Beijing: Born in 1989, Steve Wang sometimes wonders what happened in his hometown of Beijing that year. But his curiosity about pro-democracy protests and the crackdown on them passes quickly.
“I was not part of it,” he said. “I know it could be important, but I cannot feel it.”
A quarter century after the Communist Party’s attack on demonstrations centred on Tiananmen Square on June 4, 1989, it is little more than a distant tale to most young Chinese. The ruling party prohibits public discussion and 1989 is banned from textbooks and Chinese websites.
Many have managed to learn something about the crackdown, through people they know, by navigating around China’s tight Internet controls or by travelling abroad. Some are aware of the iconic image of resistance — the lone Chinese man standing in front of a line of tanks moving down the Avenue of Eternal Peace.
But often, they seem not to care. They grew up in an atmosphere of nationalism and pride over two decades of strong economic growth. The turmoil caused by a student movement 25 years ago seems irrelevant to a generation more worried about finding jobs and buying an apartment.
“They basically don’t bother to try to find out further,” said Fu King-wa, a journalism professor at Hong Kong University. “Even if they learn about it, they believe in the government version.”
Rowena He, author of the book Tiananmen Exiles, about lives of student protesters after the crackdown, said many Chinese students abroad claim they know a lot about it, but in fact know little. “Some others would say, ‘We knew what happened, so what?’ That’s typical,” said He, who teaches at Harvard University.
Young Chinese tend to find it hard to empathize with students of the late 1980s, she said. “The younger generation is more influenced by cynicism and materialism,” said He. “A Chinese student once said to me, ‘I really do not believe they took to the street for ideals.’”

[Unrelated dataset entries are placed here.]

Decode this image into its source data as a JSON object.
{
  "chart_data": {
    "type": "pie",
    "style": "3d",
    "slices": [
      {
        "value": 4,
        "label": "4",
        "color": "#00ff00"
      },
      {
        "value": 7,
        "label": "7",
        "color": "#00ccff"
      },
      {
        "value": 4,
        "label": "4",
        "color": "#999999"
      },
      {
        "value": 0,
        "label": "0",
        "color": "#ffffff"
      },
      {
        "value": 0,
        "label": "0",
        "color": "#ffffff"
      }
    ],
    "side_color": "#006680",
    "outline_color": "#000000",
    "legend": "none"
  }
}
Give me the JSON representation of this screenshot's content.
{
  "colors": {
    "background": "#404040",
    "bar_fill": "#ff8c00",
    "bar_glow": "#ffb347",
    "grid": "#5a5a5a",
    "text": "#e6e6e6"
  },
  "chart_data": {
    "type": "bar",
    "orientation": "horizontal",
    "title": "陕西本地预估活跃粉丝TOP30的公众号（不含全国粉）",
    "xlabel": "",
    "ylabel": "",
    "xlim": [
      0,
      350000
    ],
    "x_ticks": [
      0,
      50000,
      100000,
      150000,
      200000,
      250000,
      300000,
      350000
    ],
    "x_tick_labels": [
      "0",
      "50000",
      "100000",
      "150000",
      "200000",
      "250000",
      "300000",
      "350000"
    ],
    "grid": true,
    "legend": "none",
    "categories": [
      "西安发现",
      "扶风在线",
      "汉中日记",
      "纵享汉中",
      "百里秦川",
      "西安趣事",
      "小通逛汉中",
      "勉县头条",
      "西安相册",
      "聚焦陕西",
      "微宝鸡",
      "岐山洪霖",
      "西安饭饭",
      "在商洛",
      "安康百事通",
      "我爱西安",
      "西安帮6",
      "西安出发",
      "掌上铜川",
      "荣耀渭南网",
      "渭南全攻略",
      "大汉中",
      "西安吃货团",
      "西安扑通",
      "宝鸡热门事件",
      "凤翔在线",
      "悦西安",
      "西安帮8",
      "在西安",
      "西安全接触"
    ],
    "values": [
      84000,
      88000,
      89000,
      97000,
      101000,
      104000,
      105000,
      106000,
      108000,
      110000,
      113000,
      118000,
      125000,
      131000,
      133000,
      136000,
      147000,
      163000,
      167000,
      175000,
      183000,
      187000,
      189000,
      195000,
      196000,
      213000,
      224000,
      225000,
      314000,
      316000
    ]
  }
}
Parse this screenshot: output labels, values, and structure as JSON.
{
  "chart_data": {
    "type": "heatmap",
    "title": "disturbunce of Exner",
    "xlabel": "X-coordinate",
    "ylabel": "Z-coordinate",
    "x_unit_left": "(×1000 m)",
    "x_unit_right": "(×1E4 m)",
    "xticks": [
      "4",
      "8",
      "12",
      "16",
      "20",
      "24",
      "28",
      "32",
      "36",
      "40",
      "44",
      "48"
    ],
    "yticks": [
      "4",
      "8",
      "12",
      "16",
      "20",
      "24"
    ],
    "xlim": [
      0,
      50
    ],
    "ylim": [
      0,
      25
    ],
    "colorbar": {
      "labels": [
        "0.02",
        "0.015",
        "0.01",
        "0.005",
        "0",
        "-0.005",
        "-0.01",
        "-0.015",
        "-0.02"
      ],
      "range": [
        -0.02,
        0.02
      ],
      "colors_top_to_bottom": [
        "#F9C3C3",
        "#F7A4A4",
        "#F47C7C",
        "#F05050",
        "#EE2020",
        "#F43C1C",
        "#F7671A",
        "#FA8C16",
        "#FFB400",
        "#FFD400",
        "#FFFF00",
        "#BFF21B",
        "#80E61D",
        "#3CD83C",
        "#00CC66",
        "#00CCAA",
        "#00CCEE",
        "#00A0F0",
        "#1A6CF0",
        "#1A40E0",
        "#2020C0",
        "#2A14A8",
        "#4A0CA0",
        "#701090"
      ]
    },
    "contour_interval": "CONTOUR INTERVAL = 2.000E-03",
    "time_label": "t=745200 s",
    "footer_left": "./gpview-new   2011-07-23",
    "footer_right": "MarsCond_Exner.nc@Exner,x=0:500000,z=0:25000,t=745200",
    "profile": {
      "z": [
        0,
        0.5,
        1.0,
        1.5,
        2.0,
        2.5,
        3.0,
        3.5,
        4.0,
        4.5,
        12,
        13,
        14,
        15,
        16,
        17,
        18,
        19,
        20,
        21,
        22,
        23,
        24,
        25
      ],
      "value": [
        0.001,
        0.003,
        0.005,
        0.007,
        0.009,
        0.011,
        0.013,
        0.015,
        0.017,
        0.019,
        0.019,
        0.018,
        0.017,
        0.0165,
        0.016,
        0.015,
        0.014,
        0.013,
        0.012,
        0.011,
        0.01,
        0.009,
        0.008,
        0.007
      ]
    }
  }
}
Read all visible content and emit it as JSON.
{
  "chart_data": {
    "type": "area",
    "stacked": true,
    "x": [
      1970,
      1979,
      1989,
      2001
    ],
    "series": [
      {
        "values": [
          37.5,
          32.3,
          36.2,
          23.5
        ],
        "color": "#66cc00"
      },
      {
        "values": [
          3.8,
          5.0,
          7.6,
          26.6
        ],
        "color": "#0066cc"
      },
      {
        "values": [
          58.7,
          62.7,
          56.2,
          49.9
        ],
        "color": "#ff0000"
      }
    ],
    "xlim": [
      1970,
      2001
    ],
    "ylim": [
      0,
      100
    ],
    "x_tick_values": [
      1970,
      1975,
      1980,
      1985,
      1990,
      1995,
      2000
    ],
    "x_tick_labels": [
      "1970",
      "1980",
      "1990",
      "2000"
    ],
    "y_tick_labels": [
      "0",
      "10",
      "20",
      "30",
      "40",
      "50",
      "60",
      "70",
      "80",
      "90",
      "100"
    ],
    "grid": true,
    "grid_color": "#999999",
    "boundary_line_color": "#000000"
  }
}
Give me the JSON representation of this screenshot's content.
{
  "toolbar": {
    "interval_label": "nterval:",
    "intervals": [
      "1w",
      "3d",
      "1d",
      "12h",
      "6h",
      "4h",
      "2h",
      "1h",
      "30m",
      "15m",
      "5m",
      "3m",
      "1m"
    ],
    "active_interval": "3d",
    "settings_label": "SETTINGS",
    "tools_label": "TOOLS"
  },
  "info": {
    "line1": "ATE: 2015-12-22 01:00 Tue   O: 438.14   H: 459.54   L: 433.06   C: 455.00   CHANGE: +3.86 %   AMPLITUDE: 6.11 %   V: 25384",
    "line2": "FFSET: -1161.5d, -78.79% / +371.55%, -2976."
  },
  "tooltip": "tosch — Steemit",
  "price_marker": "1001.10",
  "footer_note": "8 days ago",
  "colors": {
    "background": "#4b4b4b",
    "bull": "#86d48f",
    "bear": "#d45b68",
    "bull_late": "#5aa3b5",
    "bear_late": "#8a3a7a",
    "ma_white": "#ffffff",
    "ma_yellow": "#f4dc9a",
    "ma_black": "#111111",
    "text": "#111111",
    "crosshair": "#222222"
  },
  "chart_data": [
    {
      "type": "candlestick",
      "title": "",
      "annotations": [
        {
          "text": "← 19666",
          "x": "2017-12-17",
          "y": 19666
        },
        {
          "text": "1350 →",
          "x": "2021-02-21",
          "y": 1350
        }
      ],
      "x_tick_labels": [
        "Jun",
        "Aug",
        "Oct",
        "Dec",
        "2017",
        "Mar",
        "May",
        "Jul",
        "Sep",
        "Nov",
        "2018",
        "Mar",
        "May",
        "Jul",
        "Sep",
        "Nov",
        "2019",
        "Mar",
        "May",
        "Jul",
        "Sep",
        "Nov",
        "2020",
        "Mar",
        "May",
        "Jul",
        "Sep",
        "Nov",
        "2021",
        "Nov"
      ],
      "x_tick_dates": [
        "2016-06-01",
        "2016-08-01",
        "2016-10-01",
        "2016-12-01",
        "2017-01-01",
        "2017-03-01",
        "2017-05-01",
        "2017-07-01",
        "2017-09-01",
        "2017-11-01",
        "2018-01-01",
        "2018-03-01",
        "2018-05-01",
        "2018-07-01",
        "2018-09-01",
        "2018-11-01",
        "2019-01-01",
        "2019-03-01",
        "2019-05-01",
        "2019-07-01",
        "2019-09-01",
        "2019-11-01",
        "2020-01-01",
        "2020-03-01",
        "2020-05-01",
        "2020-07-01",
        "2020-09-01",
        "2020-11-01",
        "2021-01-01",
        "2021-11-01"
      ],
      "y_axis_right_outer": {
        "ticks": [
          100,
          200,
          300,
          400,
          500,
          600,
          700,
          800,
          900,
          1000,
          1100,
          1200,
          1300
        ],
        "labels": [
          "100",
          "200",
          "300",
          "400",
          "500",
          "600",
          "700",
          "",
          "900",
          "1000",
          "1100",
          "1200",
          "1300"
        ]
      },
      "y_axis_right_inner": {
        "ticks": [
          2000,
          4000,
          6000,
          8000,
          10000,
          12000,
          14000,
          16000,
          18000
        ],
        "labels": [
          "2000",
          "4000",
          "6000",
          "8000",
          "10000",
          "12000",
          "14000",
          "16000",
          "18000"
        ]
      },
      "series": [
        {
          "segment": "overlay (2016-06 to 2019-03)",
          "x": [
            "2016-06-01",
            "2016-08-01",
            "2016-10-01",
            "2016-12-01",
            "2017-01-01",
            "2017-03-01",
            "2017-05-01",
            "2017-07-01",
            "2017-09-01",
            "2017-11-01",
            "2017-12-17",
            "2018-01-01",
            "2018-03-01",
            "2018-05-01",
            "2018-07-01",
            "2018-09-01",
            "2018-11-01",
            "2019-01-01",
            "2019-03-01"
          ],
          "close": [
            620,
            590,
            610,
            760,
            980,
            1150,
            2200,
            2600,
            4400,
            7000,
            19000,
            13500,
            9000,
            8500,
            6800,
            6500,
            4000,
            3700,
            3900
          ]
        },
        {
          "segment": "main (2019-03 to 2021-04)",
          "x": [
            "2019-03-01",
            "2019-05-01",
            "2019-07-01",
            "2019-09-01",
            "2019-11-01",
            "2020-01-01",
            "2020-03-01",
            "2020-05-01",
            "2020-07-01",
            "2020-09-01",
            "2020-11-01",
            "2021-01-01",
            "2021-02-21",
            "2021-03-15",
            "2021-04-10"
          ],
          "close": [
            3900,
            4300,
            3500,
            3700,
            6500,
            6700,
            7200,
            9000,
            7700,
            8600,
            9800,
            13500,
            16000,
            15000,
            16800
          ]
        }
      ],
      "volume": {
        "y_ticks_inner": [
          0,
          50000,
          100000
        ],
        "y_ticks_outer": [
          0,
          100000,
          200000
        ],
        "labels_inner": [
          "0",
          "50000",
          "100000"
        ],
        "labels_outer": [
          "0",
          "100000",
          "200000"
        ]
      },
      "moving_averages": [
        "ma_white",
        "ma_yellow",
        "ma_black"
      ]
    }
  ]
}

Born in July 1989, in a Beijing hospital not far from the sites of the bloody crackdown, Wang grew up without hearing a word about the student movement from parents or teachers. He first heard about it from friends in college in China.
“I was quite curious and wanted to know about it. But I could not find anything,” Wang said.
In 2010, the young man went to school in England, where he met a Hong Kong student who showed him a video of the crackdown.
“All I could remember was a young man trying to stop a tank from rolling forward,” Wang said. The Hong Kong student “asked me why it has to be like this. I was stupefied.”
Back in Beijing, Wang does not think the student movement would come up in any discussion.
“Who would bring it up? There’s been no reason to talk about it,” Wang said. “Much time has passed since then, and China will not report it anymore. Now the foreign media want to make a fuss out of it. They are talking up the negative things about China.”
At Peking University, once a centre of student protest, Tiananmen seems to have little relevance to today’s students.
“It is not something that concerns us anymore,” said Zhang Yu, a graduate student in sociology.
Although some bold Peking University professors have shared their knowledge with their students, most keep the topic out of the classroom.
Chen Haoyun, a freshman majoring in aeronautics, said he first heard about it when a teaching assistant mentioned it in a history class.
“I do not know much about it. All I know is that it cannot be talked about,” said Chen. “I am interested, but the school does not talk about it.”
The university’s party secretary, Zhu Shanlu, warns that teachers must be careful when speaking to students about Tiananmen.
“You must take responsibility for the students and their values. It’s like buttoning up the first button, and you cannot get the first button wrong,” he told an Associated Press reporter when asked if the issue is off limits on campus.
Even some young people with connections to the crackdown know little about it, including Wang Jiaying, a Beijing college student whose father participated in the student movement.
“He said he was not sensible at the time,” Wang said of her father. “I think it was a special event at a special time, which cannot be discussed now.”
Her roommate, Lu Qiuxuan, 21, learned it about from her mother, who was at a Beijing hospital caring for her grandmother at the time. She told Lu about the constant flow of wounded students. Lu said she looked up information when she spent time overseas.
“I didn’t expect it was this huge, and there were so many people, and so many injuries. I was shocked,” Lu said.
“I don’t know what should be the right conclusion, as long as the Chinese government does not say anything,” she said. “I regret that people of my generation cannot learn and understand it during our school years, and I think that has changed our outlook about our future lives.”